What do you recommend for such a work flow. For me flexibility and a hassle free workflow is very important. I would like to be able to change things without worrying that the files can not be found later. So it seems to me that unity solution is simpler since you just pack your sprites at the end of the project in several atlas files how you see fit.
What do you think? Any suggestions why to use Unity's sprite packer or CodeandWebs Texture packer? Or are there even other tools you would recommend over the one mentioned?

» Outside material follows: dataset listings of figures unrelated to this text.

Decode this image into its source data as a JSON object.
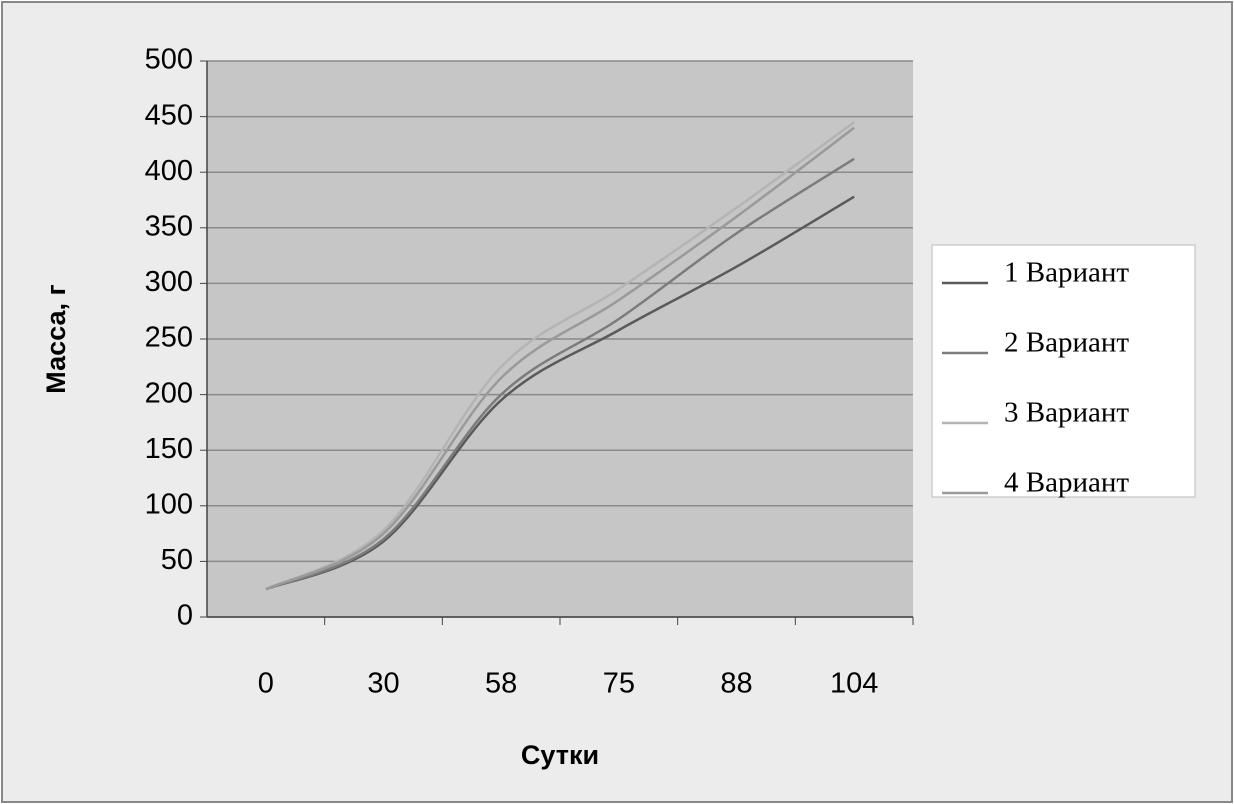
{
  "chart_data": {
    "type": "line",
    "x_label": "Сутки",
    "y_label": "Масса, г",
    "categories": [
      "0",
      "30",
      "58",
      "75",
      "88",
      "104"
    ],
    "series": [
      {
        "name": "1 Вариант",
        "color": "#5a5a5a",
        "values": [
          25,
          68,
          195,
          258,
          315,
          378
        ]
      },
      {
        "name": "2 Вариант",
        "color": "#7c7c7c",
        "values": [
          25,
          70,
          200,
          268,
          345,
          412
        ]
      },
      {
        "name": "3 Вариант",
        "color": "#b4b4b4",
        "values": [
          25,
          78,
          225,
          295,
          368,
          445
        ]
      },
      {
        "name": "4 Вариант",
        "color": "#9a9a9a",
        "values": [
          25,
          75,
          215,
          285,
          360,
          440
        ]
      }
    ],
    "ylim": [
      0,
      500
    ],
    "yticks": [
      0,
      50,
      100,
      150,
      200,
      250,
      300,
      350,
      400,
      450,
      500
    ],
    "grid": true,
    "legend": "right"
  }
}
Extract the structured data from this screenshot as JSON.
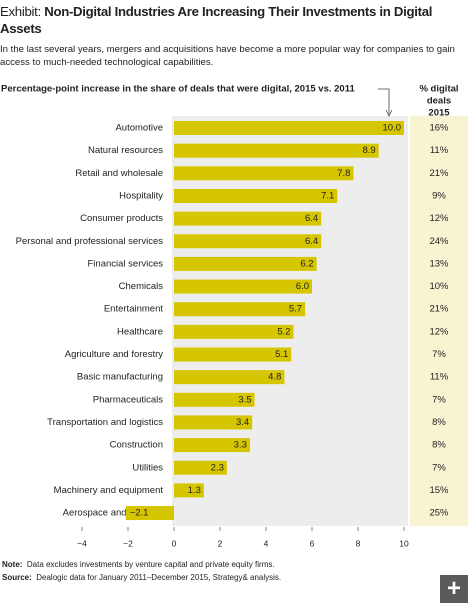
{
  "chart_data": {
    "type": "bar",
    "orientation": "horizontal",
    "exhibit_label": "Exhibit:",
    "title": "Non-Digital Industries Are Increasing Their Investments in Digital Assets",
    "subtitle": "In the last several years, mergers and acquisitions have become a more popular way for companies to gain access to much-needed technological capabilities.",
    "axis_header": "Percentage-point increase in the share of deals that were digital, 2015 vs. 2011",
    "categories": [
      "Automotive",
      "Natural resources",
      "Retail and wholesale",
      "Hospitality",
      "Consumer products",
      "Personal and professional services",
      "Financial services",
      "Chemicals",
      "Entertainment",
      "Healthcare",
      "Agriculture and forestry",
      "Basic manufacturing",
      "Pharmaceuticals",
      "Transportation and logistics",
      "Construction",
      "Utilities",
      "Machinery and equipment",
      "Aerospace and defense"
    ],
    "values": [
      10.0,
      8.9,
      7.8,
      7.1,
      6.4,
      6.4,
      6.2,
      6.0,
      5.7,
      5.2,
      5.1,
      4.8,
      3.5,
      3.4,
      3.3,
      2.3,
      1.3,
      -2.1
    ],
    "value_labels": [
      "10.0",
      "8.9",
      "7.8",
      "7.1",
      "6.4",
      "6.4",
      "6.2",
      "6.0",
      "5.7",
      "5.2",
      "5.1",
      "4.8",
      "3.5",
      "3.4",
      "3.3",
      "2.3",
      "1.3",
      "−2.1"
    ],
    "color": "#d6c600",
    "xlim": [
      -4,
      10
    ],
    "xticks": [
      {
        "value": -4,
        "label": "−4"
      },
      {
        "value": -2,
        "label": "−2"
      },
      0,
      2,
      4,
      6,
      8,
      10
    ],
    "grid": false,
    "side_column": {
      "title_lines": [
        "% digital",
        "deals",
        "2015"
      ],
      "values": [
        "16%",
        "11%",
        "21%",
        "9%",
        "12%",
        "24%",
        "13%",
        "10%",
        "21%",
        "12%",
        "7%",
        "11%",
        "7%",
        "8%",
        "8%",
        "7%",
        "15%",
        "25%"
      ]
    },
    "note_label": "Note:",
    "note": "Data excludes investments by venture capital and private equity firms.",
    "source_label": "Source:",
    "source": "Dealogic data for January 2011–December 2015, Strategy& analysis."
  }
}
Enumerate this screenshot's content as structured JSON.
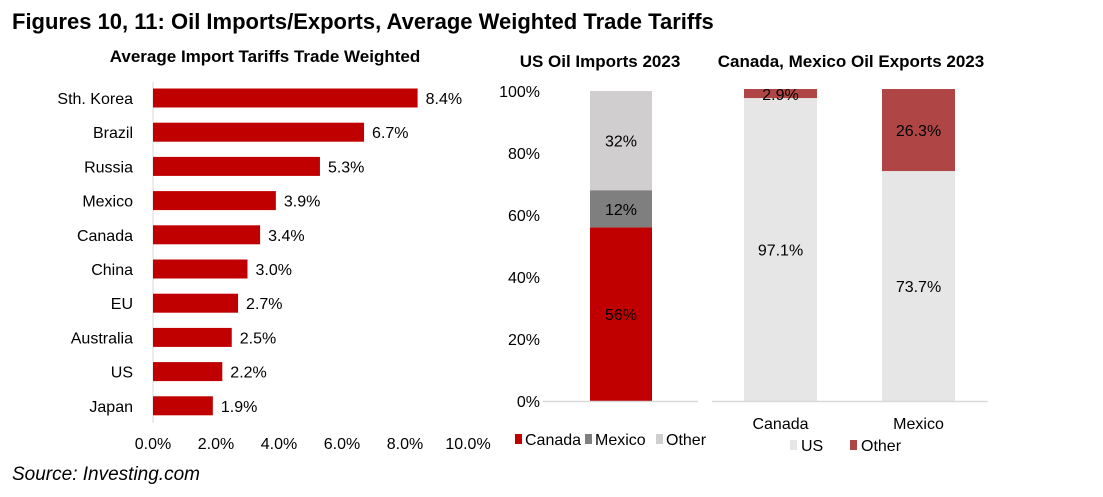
{
  "figure_title": "Figures 10, 11: Oil Imports/Exports, Average Weighted Trade Tariffs",
  "source": "Source: Investing.com",
  "chart_data": [
    {
      "type": "bar",
      "orientation": "horizontal",
      "title": "Average Import Tariffs Trade Weighted",
      "categories": [
        "Sth. Korea",
        "Brazil",
        "Russia",
        "Mexico",
        "Canada",
        "China",
        "EU",
        "Australia",
        "US",
        "Japan"
      ],
      "values": [
        8.4,
        6.7,
        5.3,
        3.9,
        3.4,
        3.0,
        2.7,
        2.5,
        2.2,
        1.9
      ],
      "data_labels": [
        "8.4%",
        "6.7%",
        "5.3%",
        "3.9%",
        "3.4%",
        "3.0%",
        "2.7%",
        "2.5%",
        "2.2%",
        "1.9%"
      ],
      "xlim": [
        0,
        10
      ],
      "xticks": [
        "0.0%",
        "2.0%",
        "4.0%",
        "6.0%",
        "8.0%",
        "10.0%"
      ],
      "color": "#C00000",
      "grid": false
    },
    {
      "type": "bar",
      "stacked": true,
      "title": "US Oil Imports 2023",
      "categories": [
        ""
      ],
      "series": [
        {
          "name": "Canada",
          "values": [
            56
          ],
          "labels": [
            "56%"
          ],
          "color": "#C00000"
        },
        {
          "name": "Mexico",
          "values": [
            12
          ],
          "labels": [
            "12%"
          ],
          "color": "#7F7F7F"
        },
        {
          "name": "Other",
          "values": [
            32
          ],
          "labels": [
            "32%"
          ],
          "color": "#D0CECE"
        }
      ],
      "ylim": [
        0,
        100
      ],
      "yticks": [
        "0%",
        "20%",
        "40%",
        "60%",
        "80%",
        "100%"
      ],
      "legend": "bottom",
      "grid": false
    },
    {
      "type": "bar",
      "stacked": true,
      "title": "Canada, Mexico Oil Exports 2023",
      "categories": [
        "Canada",
        "Mexico"
      ],
      "series": [
        {
          "name": "US",
          "values": [
            97.1,
            73.7
          ],
          "labels": [
            "97.1%",
            "73.7%"
          ],
          "color": "#E7E6E6"
        },
        {
          "name": "Other",
          "values": [
            2.9,
            26.3
          ],
          "labels": [
            "2.9%",
            "26.3%"
          ],
          "color": "#B04545"
        }
      ],
      "ylim": [
        0,
        100
      ],
      "legend": "bottom",
      "grid": false
    }
  ]
}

Answer by CodeAndWeb · Nov 17, 2015 at 05:01 PM
For the start: My answer might be a bit biased - I am the author of TexturePacker...
TexturePacker gives you some advantages over the SpritePacker:
1) TexturePacker creates optimized sprites
You have 70% fewer vertices and 30% less overdraw compared to Unity's packing. This increases the performance of your game: - Less CPU is required for vertex transformation - Less GPU power is required because of less overdraw
2) You can easily manage your sprite sheets. Just place your sprites in the folders. Press publish in TexturePacker. This is very handy if you have many sprites. Unity requires you to assign packing tags for your sprite sheets - which I think is quite inconvenient.
3) You see what you get, you control the packing process and parameters. Watch everything update in real time.
4) You can import SWF, PSD, PNG and many other image formats.
5) You can hand off the sprite sheet creation to your artist: Let him use TexturePacker - you just place the .tpsheet and .png file in your unity project, our free TexturePacker importer plugin loads the sprites.
6) You can use sprites with dynamic light effects - TexturePacker packs the normal maps with the same layout as the sprite sheet itself. Unity has no mode to do this.
I've created a tutorial that should give you a quick start: https://www.codeandweb.com/blog/2014/03/28/using-spritesheets-with-unity
Answer by rfuhrer · Nov 17, 2015 at 05:26 PM
@CodeAndWeb Thanks for you answer. Actually I have read through your documentation and for sure it looks promising to say the least. But I would love to hear from other devs what did they use and what did they figure out. I tested the free version of Texture Packer today and till now I am very happy with it, but other might have experience over month and thats what I am looking for. But Thanks anyway for summing it up again.
Answer by soaring · Mar 28, 2016 at 07:50 PM
I am also interested in this topic. This is our first project with Unity. Previously we have used Texturepacker very successfully with another 2D game engine. Overall, we really like Texturepacker, but would love to see how that compares to Unity's built in tools. thx!